Abends saßen sie auf einer Bank an der Bucht von Manila. Ein betörender Sonnenuntergang malte den magischen Ort in prächtigen rötlichen Farben, die von Orange bis Scharlachrot reichten und beide vergessen ließen, dass sie in einem Moloch waren. Beiden gelang es, sich vorzustellen, was die Keimzelle dieses urbanen Ungeheuers einmal war: eine kleine Tropensiedlung am Großen Ozean, ein Malaien Dorf des 5. Jahrhunderts nach Christus an der fast kreisrunden Bucht. In diesem Meerbusen, der noch heute einen der besten Naturhäfen der Erde und ein fesselndes Panorama bietet, überfiel Diwata und Marian zum ersten Mal jene Leidenschaft, die im Laufe ihrer Liebe von Tag zu Tag stärker werden sollte. Sie fragte ihn: „Warum hast du dich ausgerechnet für Manila entschieden und nicht für New York, Sidney, Melbourne?“
Sie blickte ihn lange mit ihren großen Augen an. Er antwortete nicht. Sie schwiegen.

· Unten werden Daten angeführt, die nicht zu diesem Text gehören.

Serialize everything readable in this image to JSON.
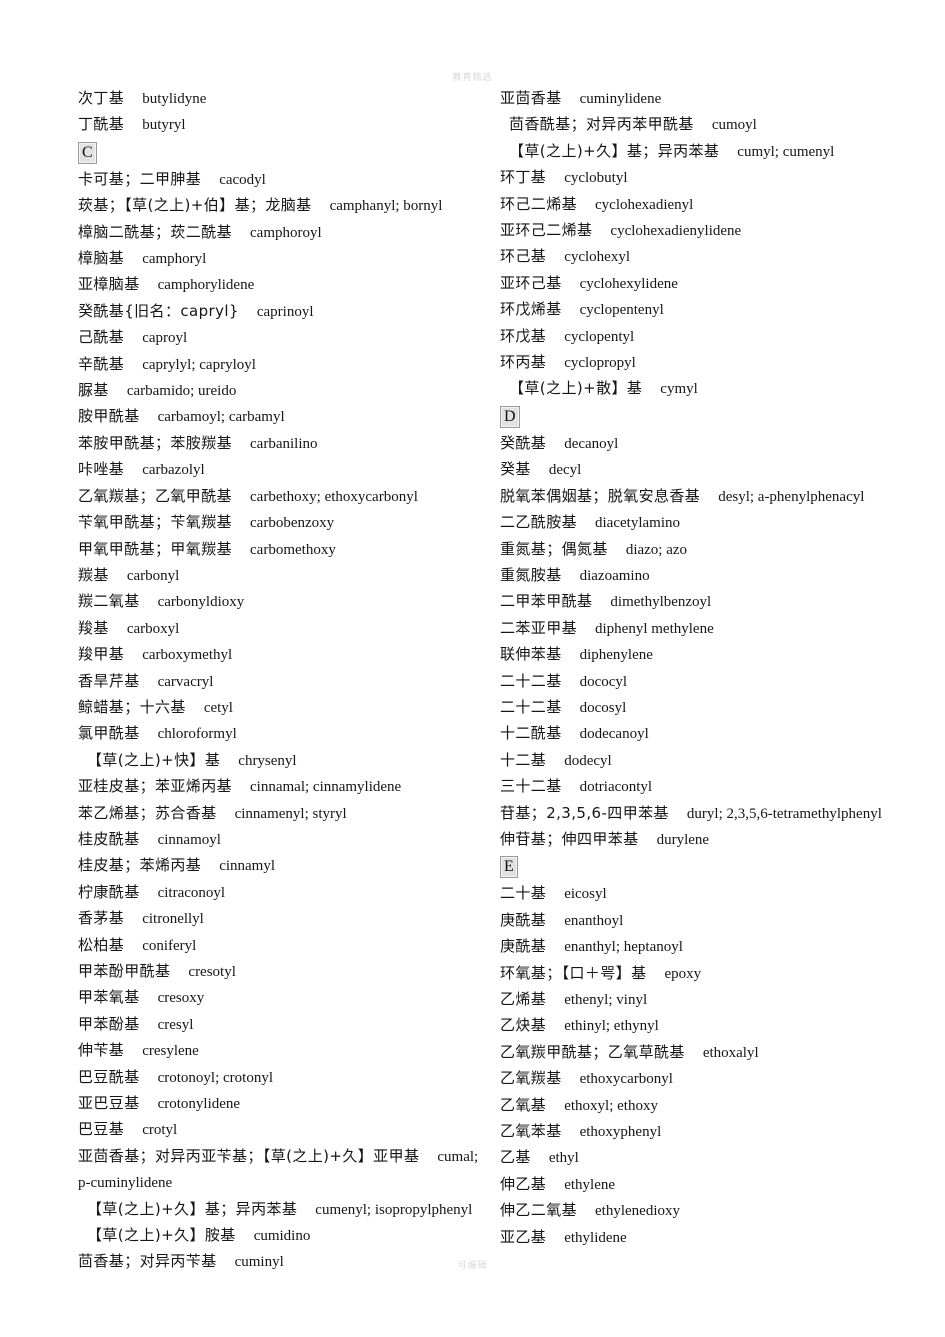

„Schließ die Augen“, sagte sie. Er tat, was sie sagte. Unvermittelt spürte er, wie sich ihre Lippen berührten und wie ihre Zungen miteinander verschmolzen. Sie küsste ihn mit einer solchen Zärtlichkeit und Leidenschaft wie keine andere Frau, nicht einmal Lesley. Diese Leidenschaft elektrisierte ihn, als ob sich Götterblitze seines Körpers und seiner Seele bemächtigten.
Die Nachtwar hereingebrochen. Beide schliefen friedlich auf der Bank in einer der gefährlichsten Städte der Welt. Ein Engel schien sie zu beschützen. Im Morgengrauen erwachte Marian und streichelte Diwatas lange schwarze Haare. Sie hatte ihren Kopf auf seine Schultern gelegt. Träumte er immer noch? Auf einmal wusste er, dass er mit seiner Geliebten den Traum bis zu seiner Vollendung erleben wollte. Diwata war keine Frau, sondern eine Fee, ein im wahrsten Sinne des Wortes göttliches Wesen, zu schön und zu zerbrechlich für die Widrigkeiten der Wirklichkeit. Würde ihre Liebe bis in alle Ewigkeit andauern? Würde das Feuer ihrer Leidenschaft niemals enden?